Wielki wstyd w Wielką Sobotę
Coraz ciemniejsze chmury zbierają się nad drużyną Pogoni Szczecin. Prowadzona przez Marcina Sasala Duma Pomorza przegrała trzeci mecz z rzędu. Tym razem za silna okazała się ostatnia w lidze Olimpia Elbląg. W Wielką Sobotą Portowców z marzeń o punktach wyleczył napastnik gospodarzy Tomasz Chałas, autor obu bramek Olimpii. Cień honoru Pogoni uratował Błażej Radler, który trafił do siatki na 1:1. Wynik podopiecznych Marcina Sasala w tym spotkaniu to absolutnie kompromitacja. Jeśli w drużynie nie dojdzie do jakiegoś wstrząsu, to kibice w Szczecinie będą mogli zapomnieć o awansie Dumy Pomorza do T-Mobile Ekstraklasy.

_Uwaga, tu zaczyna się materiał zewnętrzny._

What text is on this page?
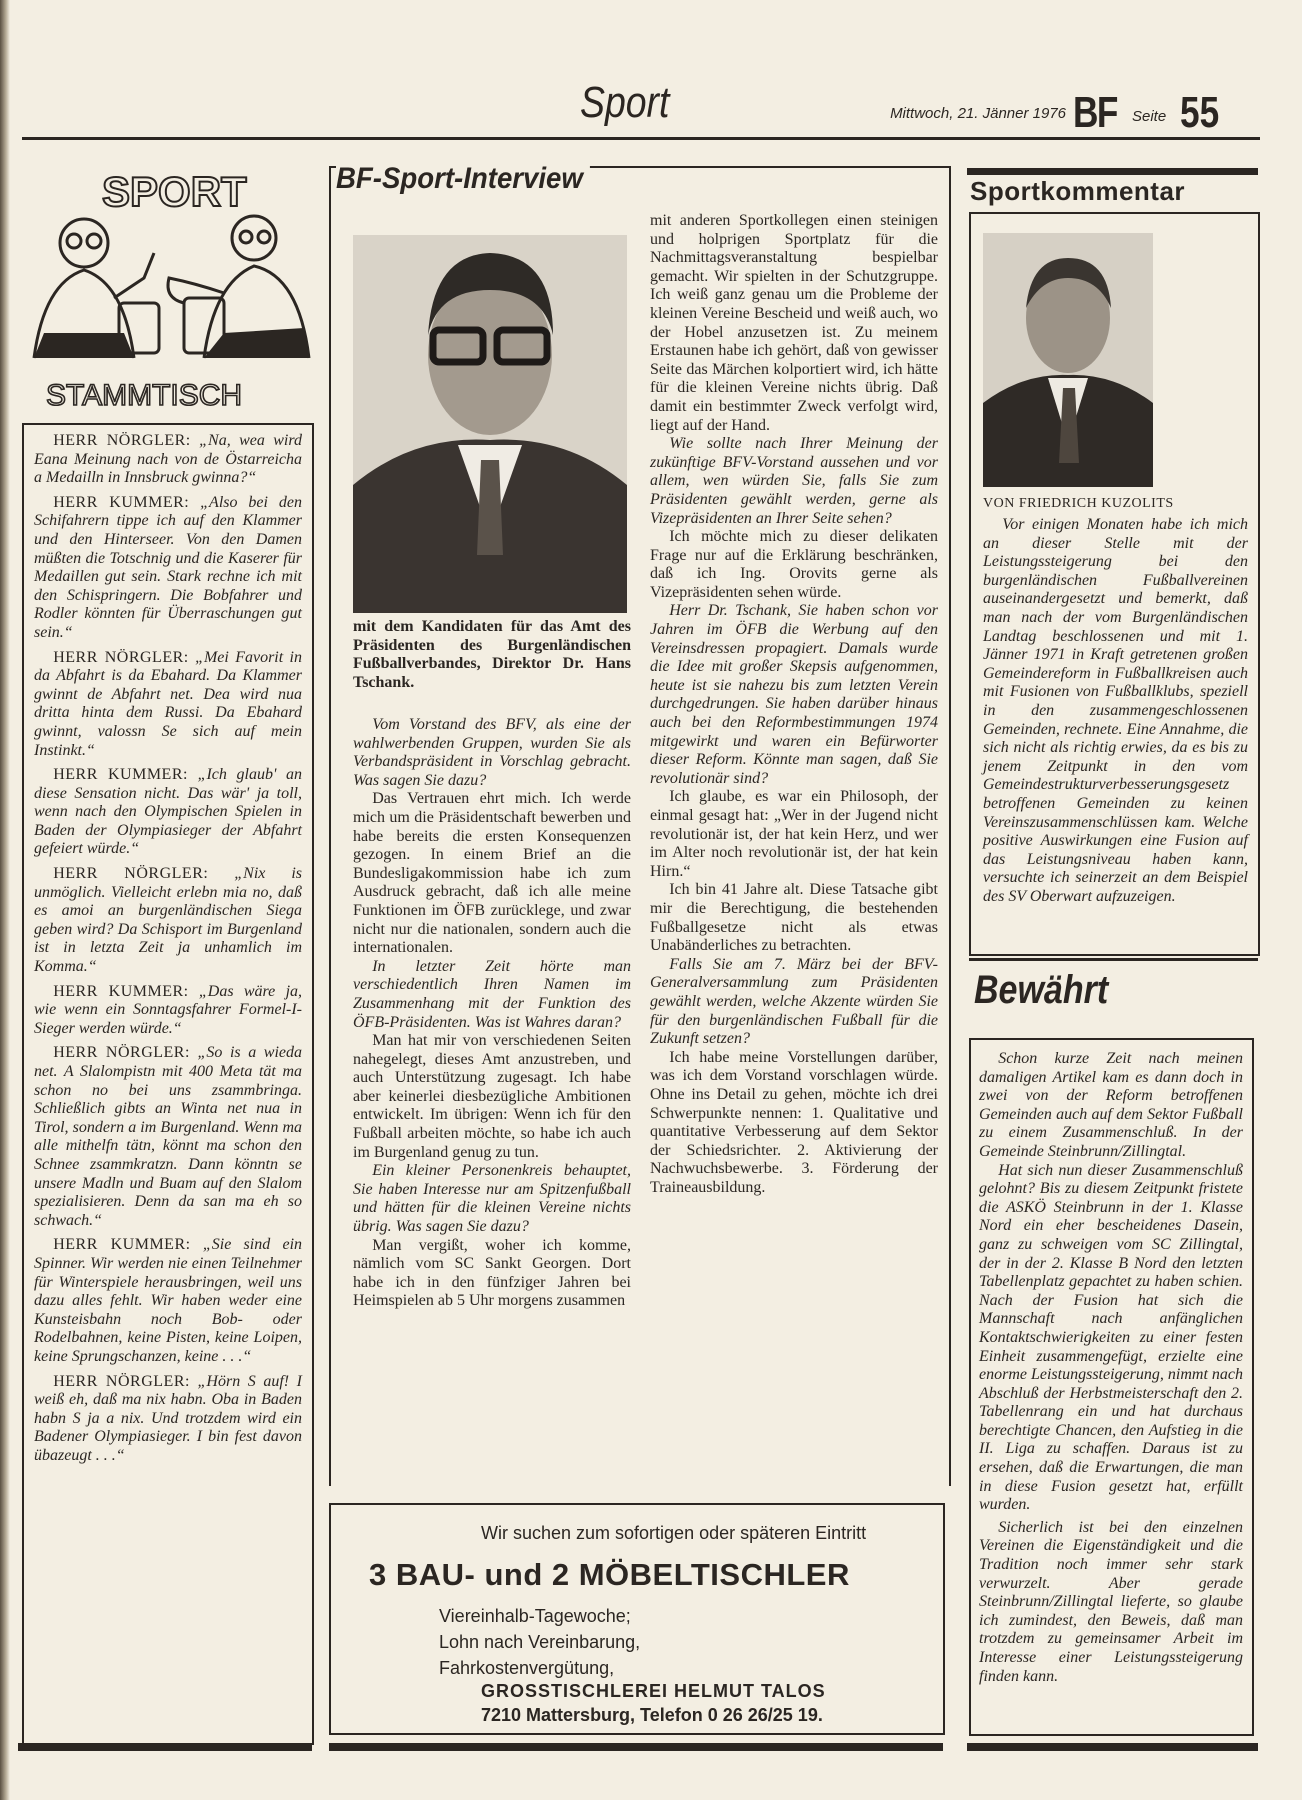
Sport	Mittwoch, 21. Jänner 1976 BF Seite 55
SPORT
STAMMTISCH

HERR NÖRGLER: „Na, wea wird Eana Meinung nach von de Östarreicha a Medailln in Innsbruck gwinna?“

HERR KUMMER: „Also bei den Schifahrern tippe ich auf den Klammer und den Hinterseer. Von den Damen müßten die Totschnig und die Kaserer für Medaillen gut sein. Stark rechne ich mit den Schispringern. Die Bobfahrer und Rodler könnten für Überraschungen gut sein.“

HERR NÖRGLER: „Mei Favorit in da Abfahrt is da Ebahard. Da Klammer gwinnt de Abfahrt net. Dea wird nua dritta hinta dem Russi. Da Ebahard gwinnt, valossn Se sich auf mein Instinkt.“

HERR KUMMER: „Ich glaub' an diese Sensation nicht. Das wär' ja toll, wenn nach den Olympischen Spielen in Baden der Olympiasieger der Abfahrt gefeiert würde.“

HERR NÖRGLER: „Nix is unmöglich. Vielleicht erlebn mia no, daß es amoi an burgenländischen Siega geben wird? Da Schisport im Burgenland ist in letzta Zeit ja unhamlich im Komma.“

HERR KUMMER: „Das wäre ja, wie wenn ein Sonntagsfahrer Formel-I-Sieger werden würde.“

HERR NÖRGLER: „So is a wieda net. A Slalompistn mit 400 Meta tät ma schon no bei uns zsammbringa. Schließlich gibts an Winta net nua in Tirol, sondern a im Burgenland. Wenn ma alle mithelfn tätn, könnt ma schon den Schnee zsammkratzn. Dann könntn se unsere Madln und Buam auf den Slalom spezialisieren. Denn da san ma eh so schwach.“

HERR KUMMER: „Sie sind ein Spinner. Wir werden nie einen Teilnehmer für Winterspiele herausbringen, weil uns dazu alles fehlt. Wir haben weder eine Kunsteisbahn noch Bob- oder Rodelbahnen, keine Pisten, keine Loipen, keine Sprungschanzen, keine . . .“

HERR NÖRGLER: „Hörn S auf! I weiß eh, daß ma nix habn. Oba in Baden habn S ja a nix. Und trotzdem wird ein Badener Olympiasieger. I bin fest davon übazeugt . . .“

BF-Sport-Interview
mit dem Kandidaten für das Amt des Präsidenten des Burgenländischen Fußballverbandes, Direktor Dr. Hans Tschank.

Vom Vorstand des BFV, als eine der wahlwerbenden Gruppen, wurden Sie als Verbandspräsident in Vorschlag gebracht. Was sagen Sie dazu?

Das Vertrauen ehrt mich. Ich werde mich um die Präsidentschaft bewerben und habe bereits die ersten Konsequenzen gezogen. In einem Brief an die Bundesligakommission habe ich zum Ausdruck gebracht, daß ich alle meine Funktionen im ÖFB zurücklege, und zwar nicht nur die nationalen, sondern auch die internationalen.

In letzter Zeit hörte man verschiedentlich Ihren Namen im Zusammenhang mit der Funktion des ÖFB-Präsidenten. Was ist Wahres daran?

Man hat mir von verschiedenen Seiten nahegelegt, dieses Amt anzustreben, und auch Unterstützung zugesagt. Ich habe aber keinerlei diesbezügliche Ambitionen entwickelt. Im übrigen: Wenn ich für den Fußball arbeiten möchte, so habe ich auch im Burgenland genug zu tun.

Ein kleiner Personenkreis behauptet, Sie haben Interesse nur am Spitzenfußball und hätten für die kleinen Vereine nichts übrig. Was sagen Sie dazu?

Man vergißt, woher ich komme, nämlich vom SC Sankt Georgen. Dort habe ich in den fünfziger Jahren bei Heimspielen ab 5 Uhr morgens zusammen

mit anderen Sportkollegen einen steinigen und holprigen Sportplatz für die Nachmittagsveranstaltung bespielbar gemacht. Wir spielten in der Schutzgruppe. Ich weiß ganz genau um die Probleme der kleinen Vereine Bescheid und weiß auch, wo der Hobel anzusetzen ist. Zu meinem Erstaunen habe ich gehört, daß von gewisser Seite das Märchen kolportiert wird, ich hätte für die kleinen Vereine nichts übrig. Daß damit ein bestimmter Zweck verfolgt wird, liegt auf der Hand.

Wie sollte nach Ihrer Meinung der zukünftige BFV-Vorstand aussehen und vor allem, wen würden Sie, falls Sie zum Präsidenten gewählt werden, gerne als Vizepräsidenten an Ihrer Seite sehen?

Ich möchte mich zu dieser delikaten Frage nur auf die Erklärung beschränken, daß ich Ing. Orovits gerne als Vizepräsidenten sehen würde.

Herr Dr. Tschank, Sie haben schon vor Jahren im ÖFB die Werbung auf den Vereinsdressen propagiert. Damals wurde die Idee mit großer Skepsis aufgenommen, heute ist sie nahezu bis zum letzten Verein durchgedrungen. Sie haben darüber hinaus auch bei den Reformbestimmungen 1974 mitgewirkt und waren ein Befürworter dieser Reform. Könnte man sagen, daß Sie revolutionär sind?

Ich glaube, es war ein Philosoph, der einmal gesagt hat: „Wer in der Jugend nicht revolutionär ist, der hat kein Herz, und wer im Alter noch revolutionär ist, der hat kein Hirn.“

Ich bin 41 Jahre alt. Diese Tatsache gibt mir die Berechtigung, die bestehenden Fußballgesetze nicht als etwas Unabänderliches zu betrachten.

Falls Sie am 7. März bei der BFV-Generalversammlung zum Präsidenten gewählt werden, welche Akzente würden Sie für den burgenländischen Fußball für die Zukunft setzen?

Ich habe meine Vorstellungen darüber, was ich dem Vorstand vorschlagen würde. Ohne ins Detail zu gehen, möchte ich drei Schwerpunkte nennen: 1. Qualitative und quantitative Verbesserung auf dem Sektor der Schiedsrichter. 2. Aktivierung der Nachwuchsbewerbe. 3. Förderung der Traineausbildung.

Wir suchen zum sofortigen oder späteren Eintritt
3 BAU- und 2 MÖBELTISCHLER
Viereinhalb-Tagewoche;
Lohn nach Vereinbarung,
Fahrkostenvergütung,
GROSSTISCHLEREI HELMUT TALOS
7210 Mattersburg, Telefon 0 26 26/25 19.
Sportkommentar
VON FRIEDRICH KUZOLITS

Vor einigen Monaten habe ich mich an dieser Stelle mit der Leistungssteigerung bei den burgenländischen Fußballvereinen auseinandergesetzt und bemerkt, daß man nach der vom Burgenländischen Landtag beschlossenen und mit 1. Jänner 1971 in Kraft getretenen großen Gemeindereform in Fußballkreisen auch mit Fusionen von Fußballklubs, speziell in den zusammengeschlossenen Gemeinden, rechnete. Eine Annahme, die sich nicht als richtig erwies, da es bis zu jenem Zeitpunkt in den vom Gemeindestrukturverbesserungsgesetz betroffenen Gemeinden zu keinen Vereinszusammenschlüssen kam. Welche positive Auswirkungen eine Fusion auf das Leistungsniveau haben kann, versuchte ich seinerzeit an dem Beispiel des SV Oberwart aufzuzeigen.

Bewährt

Schon kurze Zeit nach meinen damaligen Artikel kam es dann doch in zwei von der Reform betroffenen Gemeinden auch auf dem Sektor Fußball zu einem Zusammenschluß. In der Gemeinde Steinbrunn/Zillingtal.

Hat sich nun dieser Zusammenschluß gelohnt? Bis zu diesem Zeitpunkt fristete die ASKÖ Steinbrunn in der 1. Klasse Nord ein eher bescheidenes Dasein, ganz zu schweigen vom SC Zillingtal, der in der 2. Klasse B Nord den letzten Tabellenplatz gepachtet zu haben schien. Nach der Fusion hat sich die Mannschaft nach anfänglichen Kontaktschwierigkeiten zu einer festen Einheit zusammengefügt, erzielte eine enorme Leistungssteigerung, nimmt nach Abschluß der Herbstmeisterschaft den 2. Tabellenrang ein und hat durchaus berechtigte Chancen, den Aufstieg in die II. Liga zu schaffen. Daraus ist zu ersehen, daß die Erwartungen, die man in diese Fusion gesetzt hat, erfüllt wurden.

Sicherlich ist bei den einzelnen Vereinen die Eigenständigkeit und die Tradition noch immer sehr stark verwurzelt. Aber gerade Steinbrunn/Zillingtal lieferte, so glaube ich zumindest, den Beweis, daß man trotzdem zu gemeinsamer Arbeit im Interesse einer Leistungssteigerung finden kann.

Już na początku meczu dobrą okazję dla Olimpii zmarnował Paweł Czoska, który przegrał pojedynek z Radosławem Janukiewiczem. Następnie gra toczyła się już po myśli Pogoni. Aktywny był Adam Frączczak, który nękał defensywę gospodarzy. Gracz Pogoni w 5 minucie był bliski strzelenia gola, jednak jego uderzenie z trudem na rzut rożny sparował Aleksiej Rogaczow. W kolejnych sytuacjach z rzutu wolnego szczęścia próbował Edi Andradina, a trafienia z akcji szukał Łukasz Zwoliński. W obu przypadkach dobrze interweniował golkiper Olimpii. Dominacja Pogoni na boisku nie przynosiła jednak wielkiego zagrożenia pod bramką gospodarzy. W 28 minucie ręką we własnym polu karnym zagrał Witalij Nadijewskij, ale arbiter tego spotkania nie podyktował rzutu karnego dla Dumy Pomorza.

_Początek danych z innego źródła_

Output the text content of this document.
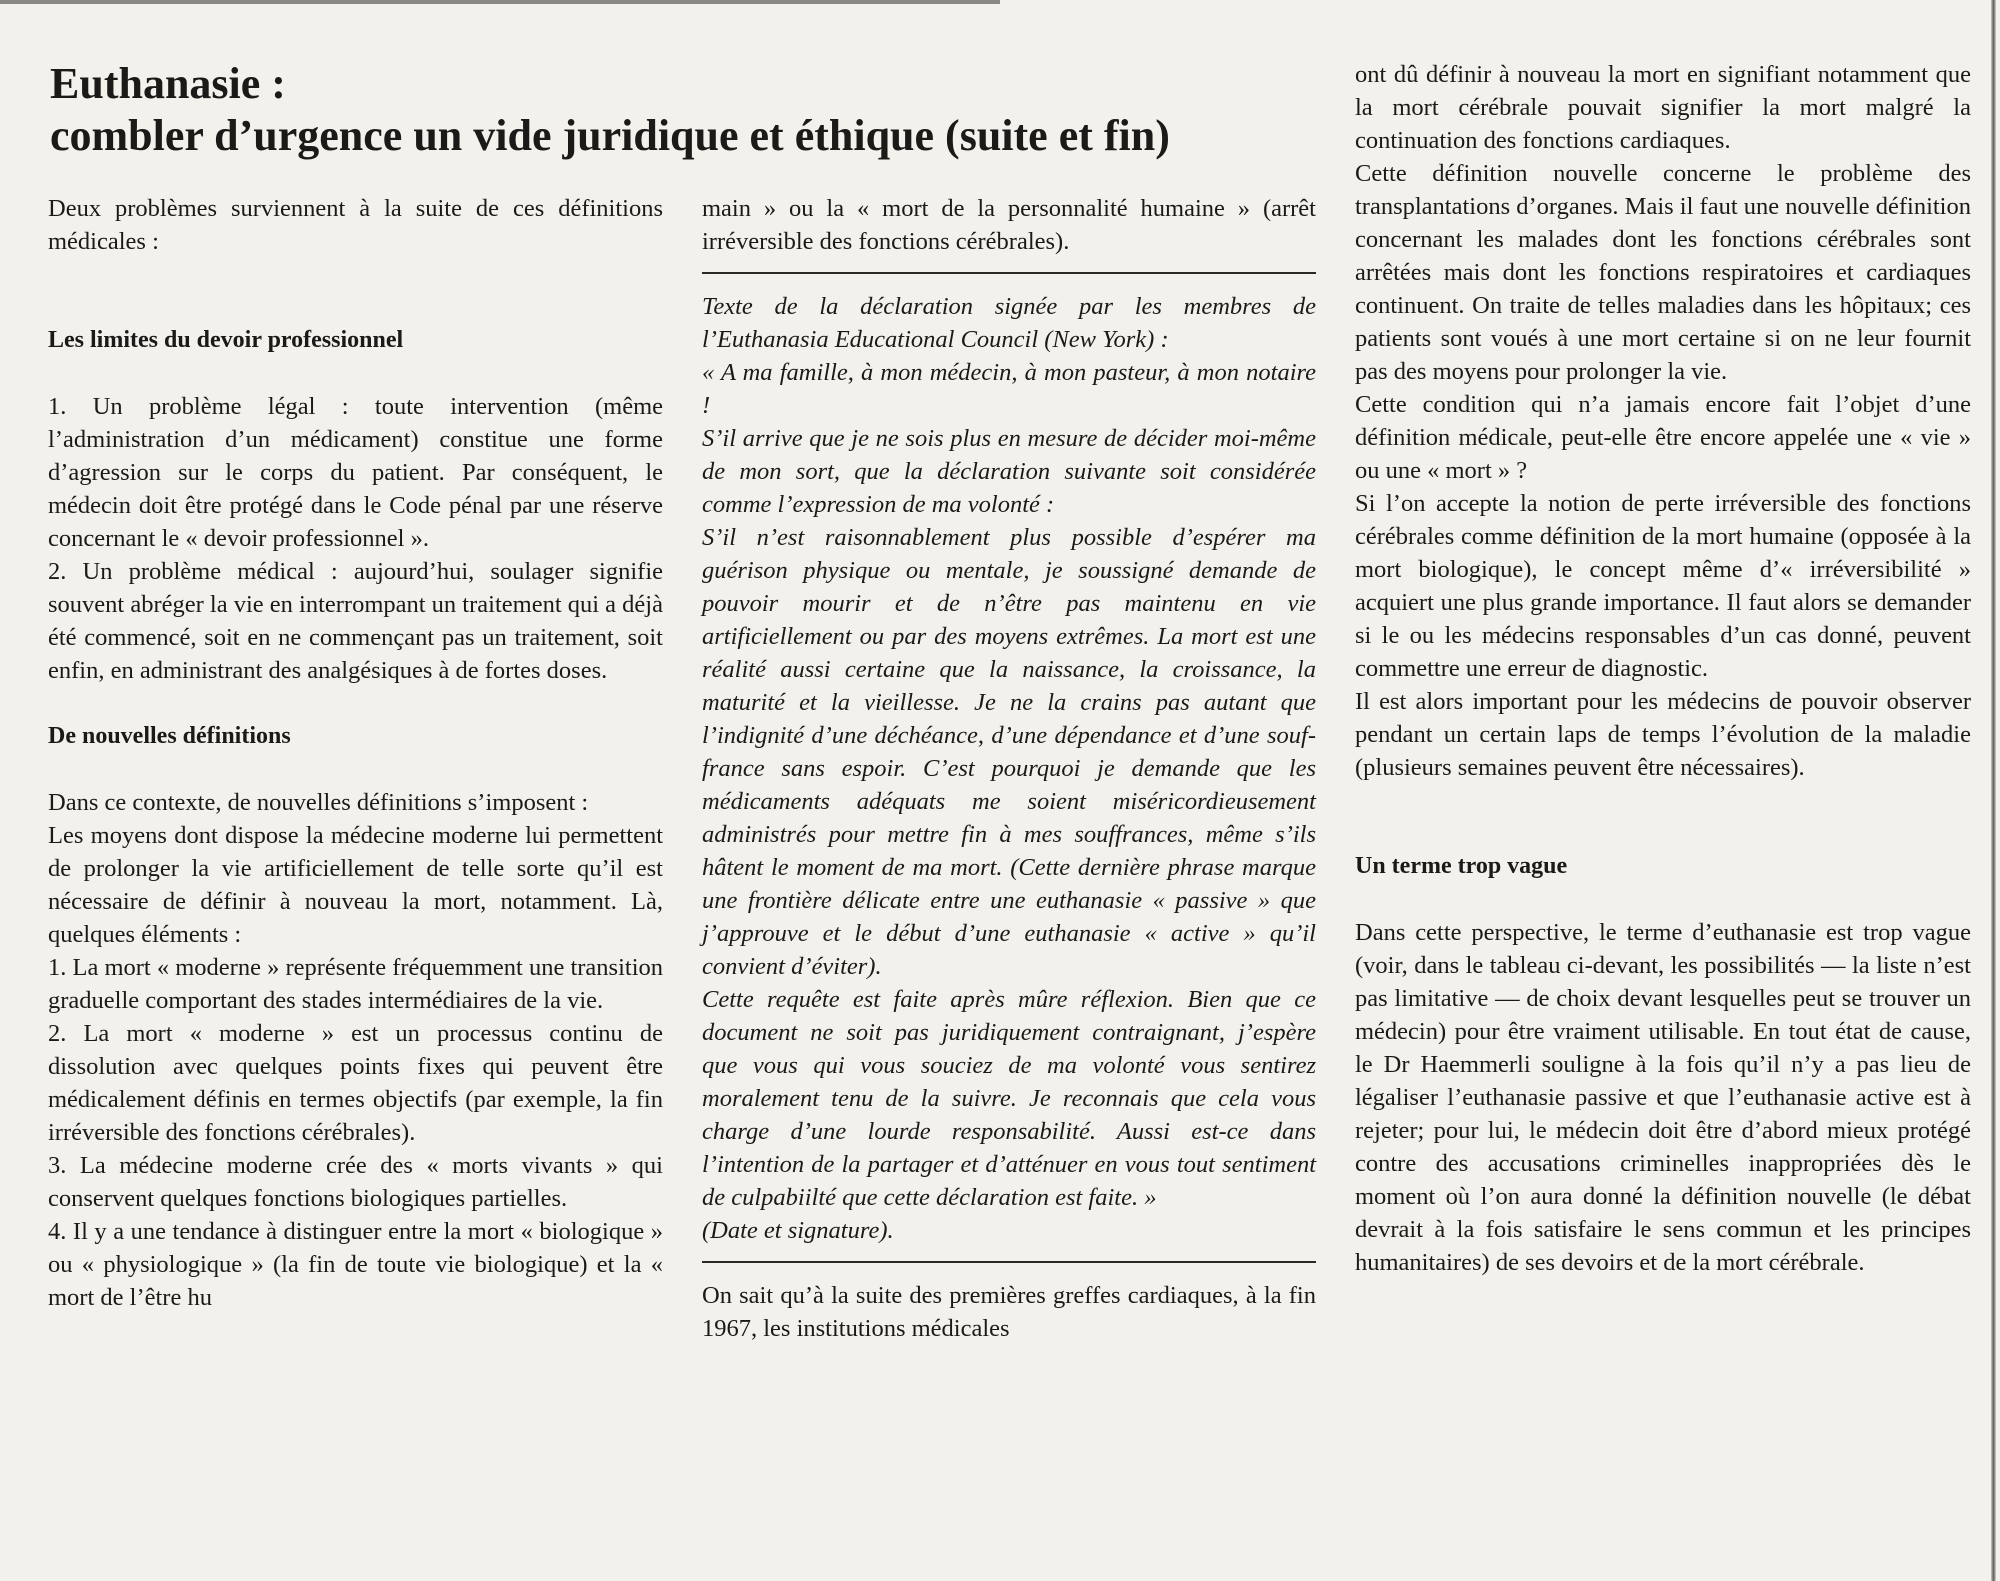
Euthanasie :
combler d’urgence un vide juridique et éthique (suite et fin)

Deux problèmes surviennent à la suite de ces définitions médicales :

Les limites du devoir professionnel

1. Un problème légal : toute intervention (même l’administration d’un médicament) constitue une forme d’agression sur le corps du patient. Par conséquent, le médecin doit être protégé dans le Code pénal par une réserve concernant le « devoir professionnel ».

2. Un problème médical : aujourd’hui, soulager signifie souvent abréger la vie en interrompant un traitement qui a déjà été commencé, soit en ne commençant pas un traitement, soit enfin, en administrant des analgésiques à de fortes doses.

De nouvelles définitions

Dans ce contexte, de nouvelles définitions s’imposent :

Les moyens dont dispose la médecine moderne lui permettent de prolonger la vie artificiellement de telle sorte qu’il est nécessaire de définir à nouveau la mort, notamment. Là, quelques éléments :

1. La mort « moderne » représente fréquemment une transition graduelle comportant des stades intermédiaires de la vie.

2. La mort « moderne » est un processus continu de dissolution avec quelques points fixes qui peuvent être médicalement définis en termes objectifs (par exemple, la fin irréversible des fonctions cérébrales).

3. La médecine moderne crée des « morts vivants » qui conservent quelques fonctions biologiques partielles.

4. Il y a une tendance à distinguer entre la mort « biologique » ou « physiologique » (la fin de toute vie biologique) et la « mort de l’être hu

main » ou la « mort de la personnalité humaine » (arrêt irréversible des fonctions cérébrales).

Texte de la déclaration signée par les membres de l’Euthanasia Educational Council (New York) :

« A ma famille, à mon médecin, à mon pasteur, à mon notaire !

S’il arrive que je ne sois plus en mesure de décider moi-même de mon sort, que la déclaration suivante soit considérée comme l’expression de ma volonté :

S’il n’est raisonnablement plus possible d’espérer ma guérison physique ou mentale, je soussigné demande de pouvoir mourir et de n’être pas maintenu en vie artificiellement ou par des moyens extrêmes. La mort est une réalité aussi certaine que la naissance, la croissance, la maturité et la vieillesse. Je ne la crains pas autant que l’indignité d’une déchéance, d’une dépendance et d’une souffrance sans espoir. C’est pourquoi je demande que les médicaments adéquats me soient miséricordieusement administrés pour mettre fin à mes souffrances, même s’ils hâtent le moment de ma mort. (Cette dernière phrase marque une frontière délicate entre une euthanasie « passive » que j’approuve et le début d’une euthanasie « active » qu’il convient d’éviter).

Cette requête est faite après mûre réflexion. Bien que ce document ne soit pas juridiquement contraignant, j’espère que vous qui vous souciez de ma volonté vous sentirez moralement tenu de la suivre. Je reconnais que cela vous charge d’une lourde responsabilité. Aussi est-ce dans l’intention de la partager et d’atténuer en vous tout sentiment de culpabiilté que cette déclaration est faite. »

(Date et signature).

On sait qu’à la suite des premières greffes cardiaques, à la fin 1967, les institutions médicales

ont dû définir à nouveau la mort en signifiant notamment que la mort cérébrale pouvait signifier la mort malgré la continuation des fonctions cardiaques.

Cette définition nouvelle concerne le problème des transplantations d’organes. Mais il faut une nouvelle définition concernant les malades dont les fonctions cérébrales sont arrêtées mais dont les fonctions respiratoires et cardiaques continuent. On traite de telles maladies dans les hôpitaux; ces patients sont voués à une mort certaine si on ne leur fournit pas des moyens pour prolonger la vie.

Cette condition qui n’a jamais encore fait l’objet d’une définition médicale, peut-elle être encore appelée une « vie » ou une « mort » ?

Si l’on accepte la notion de perte irréversible des fonctions cérébrales comme définition de la mort humaine (opposée à la mort biologique), le concept même d’« irréversibilité » acquiert une plus grande importance. Il faut alors se demander si le ou les médecins responsables d’un cas donné, peuvent commettre une erreur de diagnostic.

Il est alors important pour les médecins de pouvoir observer pendant un certain laps de temps l’évolution de la maladie (plusieurs semaines peuvent être nécessaires).

Un terme trop vague

Dans cette perspective, le terme d’euthanasie est trop vague (voir, dans le tableau ci-devant, les possibilités — la liste n’est pas limitative — de choix devant lesquelles peut se trouver un médecin) pour être vraiment utilisable. En tout état de cause, le Dr Haemmerli souligne à la fois qu’il n’y a pas lieu de légaliser l’euthanasie passive et que l’euthanasie active est à rejeter; pour lui, le médecin doit être d’abord mieux protégé contre des accusations criminelles inappropriées dès le moment où l’on aura donné la définition nouvelle (le débat devrait à la fois satisfaire le sens commun et les principes humanitaires) de ses devoirs et de la mort cérébrale.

Obraz gry w drugiej części meczu nie uległ zmianie. Pogoń dominowała na boisku, ale brakowało skuteczności. Wraz z upływem czasu, coraz śmielej zaczęli sobie poczynać zawodnicy Olega Raduszki. W 63 minucie meczu bliski zdobycia gola na 1:0 był Tomasz Chałas. Napastnik Olimpii na szczęście główkował tuż obok bramki strzeżonej przez Radosława Janukiewicza. Pięć minut później zapachniało w Elblągu niespodzianką. Tomasz Chałas wykorzystał fatalny błąd defensora Dumy Pomorza Błażeja Radlera i w sytuacji sam na sam z bramkarzem Pogoni okazał się bezbłędny. Kwadrans przed końcem pojedynku Błażej Radler zrehabilitował się za swoją gafę. Obrońca Pogoni wślizgiem przeciął podanie Roberta Kolendowicza i wyrównał stan rywalizacji. W 80 minucie Witalij Nadijewskij dokładnie wrzucił futbolówkę w pole karne Portowców, a Tomasz Chałas celną główką znów wyprowadził Olimpię Elbląg na prowadzenie. Podopieczni Marcina Sasala rzucili się do odrabiania strat, jednak ich próby nie przyniosły żadnego efektu. W końcówce dobrą akcje zmarnowali Hernani oraz Vuk Sotirović. Trzecia porażka z rzędu stała się faktem. Szczególnie źle wygląda skuteczność Dumy Pomorza. Pogoń wiosną strzeliła tylko dwa gole tracąc ich siedem. Szczecinianie stracili pozycję lidera w I lidze, na rzecz Termaliki Bruk-Bet Nieciecza. Nic nie zostało z przewagi ciężko wypracowanej jesienią. Gra o awans do T-Mobile Ekstraklasy zaczyna się od początku. Kolejne wpadki mogą spowodować, że Pogoń może zakończyć w niej swój udział.